The role of some Media houses has been criticized for portraying one aspect of the situation, and showing only the long queues and the anguish of the common man. In all fairness, the positives of the ‘demonetization’ move too need to be highlighted and brought to the knowledge of the general public. Just like the two aspects of the same coin, the positives and the pluses of demonetization too need to be projected and highlighted before the masses.
Thank God that there is the ‘Social Media’ at the end of the day, as it does a world of good in such cases by highlighting the lacunas and stating the facts before the masses. On a comparative note, the social media for the ‘statistics’, has been highly appreciative of the demonetization move.

‘Demonetization’ happening in India is a watershed moment as it signifies a tectonic shift from a ‘corrupt’ era to a being a more ‘transparent’ one. We are all moving towards a digital cashless era which promises not just more ease, but all the more accountability in society and day to day life. The daily wage workers and the small traders need to quickly embrace the ‘digital mode’ of payment with both arms in order to catch pace with changing times. The time has come to shift gears from a cash-less era to a cashless digital phase. As for Modi’s ‘demonetization’ move, it was unsparing all the way, as it managed to stole the thunder from even the world’s most followed US Presidential elections. I am in absolute concurrence with the fact that this measure undertaken by the government is incontestably the biggest reform since Independence.

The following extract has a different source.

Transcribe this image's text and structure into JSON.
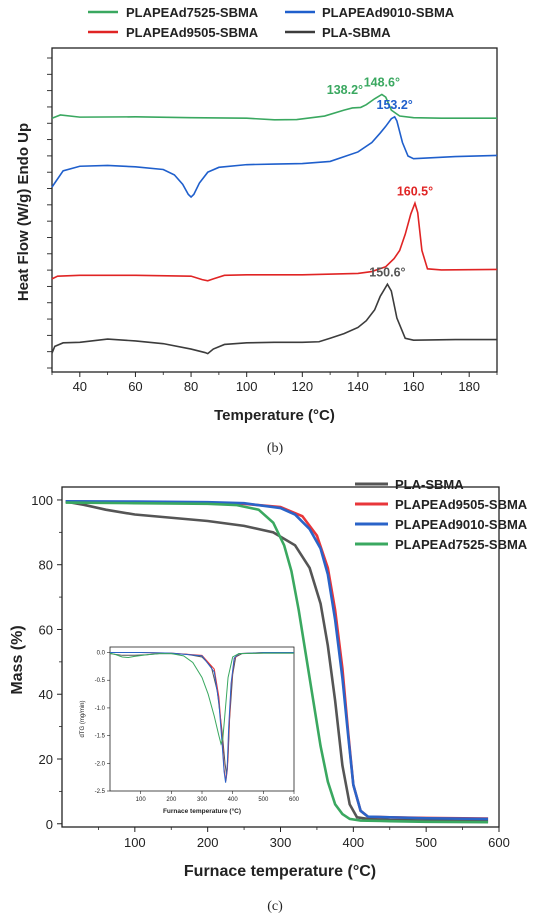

The opposition needs to be brought on board, and told how this step would play a crucial role in reviving the golden bygone era when India was referred to as the “Sone Ki Chidiya”, and one US Dollar valued at par with one Indian Rupee.

Albeit the “Demonetization to Remonetization” phase might consume a lot of time, we as citizens, must not remain oblivious of the fact that the landmark step undertaken by the Government of India will do a great deal of good in instilling an incessant element of fear and insecurity among the habitual black money amassers. The biggest impact of demonetization would be in drastically reducing the incidents of tax evasion and ushering in a phase of more transparency with more and more number of choosing to disclose their actual wealth and assets before the taxmen!!